The film doesn’t present Conway as a master con artist; he’s clumsy, he gets caught now and then, and when he does escape it’s more often the result of luck rather than cunning. In fact, the character, like the real-life man, doesn’t even know much about Kubrick or his films and doesn’t bother to do much research. Instead he relies on instinct, improvising the character anew with each new situation. An interesting study could have been built upon the various incarnations of Kubrick that Conway creates: For some victims, he portrays the director as a suave sophisticate, sometimes with a British accent, sometimes with Malkovich’s own jaded purr; for others he presents Kubrick as a brash New Yorker, or an arrogant Las Vegas lounge lizard; for still others, a mild-mannered upper-crust American, weary of recognition and thus traveling under an assumed name. On a whim he decides which incarnation best suits his victim and then proceeds to soften him up, flattering him with the attention of one of the world’s best-known but least-visible film directors.


The movie is episodic and slightly discursive, never dull but often rambling. Cook and Frewin never quite manage to find the thread which could pull the whole thing together. Instead the film merely revels in Conway’s deceptions, true and otherwise, taking pleasure in the eccentricity of the man and his brazen scams and infusing them with wry comic touches. For instance, iconic musical themes from classic Kubrick films appear throughout, often providing ironic counterpoint to the action. A particularly effective example shows Conway, after a night of Kubrick-fueled deception and debauchery, stumbling downstairs from his low-rent hovel, crossing the street past the “Bleu Danube” adult shop, and tossing his dirty clothes into an open machine at the laundromat—all choreographed to the delicate strains of Johann Strauss’ On the Beautiful Blue Danube, the piece used to such great effect in 2001: A Space Odyssey.

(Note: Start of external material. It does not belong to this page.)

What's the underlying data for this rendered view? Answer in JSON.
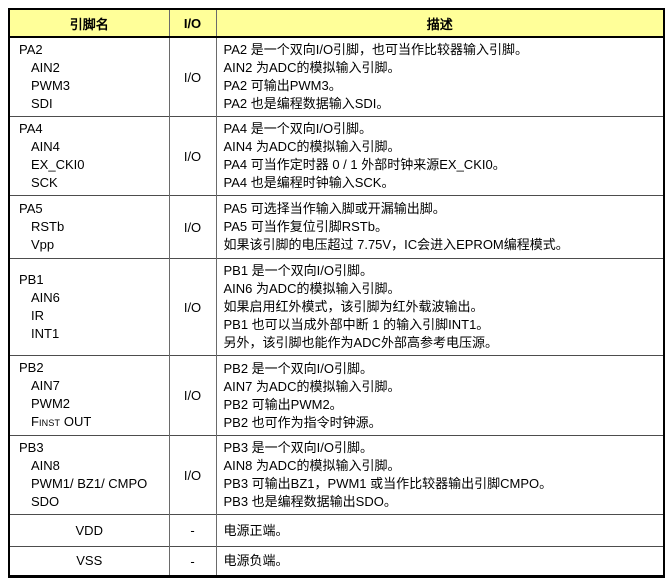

The inspired decision to cast Malkovich is the film’s saving grace, adding a whole new dimension to the proceedings. Since Being John Malkovich (1999), the actor’s image—eccentric, bemused, arrogant, slightly bored but always enigmatic and vaguely dangerous—has in a way become the subject of many of his films. Thus Cook and Frewin are able to employ the actor’s self-relexive persona as a hook on which to hang the film’s increasingly surreal episodes, bringing layers of complexity to an already strange tale. For it isn’t merely Malkovich playing Conway, but rather it is Malkovich playing “John Malkovich” playing Peter Conway playing Stanley Kubrick. And the kaleidoscopic tone becomes even more mind boggling in a scene where Malkovich-as-Malkovich-as-Conway-as-Kubrick regales dinner companions with tales of conflicts with studio management over the casting of John Malkovich in the lead for his next film.


Color Me Kubrick could have benefited from a more direct narrative, a more conventional through-line to tie together its absurdist humor and flights of eccentric fancy. Instead it relies on the cult of Malkovich, showcasing the actor’s strange mystique. It may not be a great film, but if you count yourself among the cult, it’s quite a ride.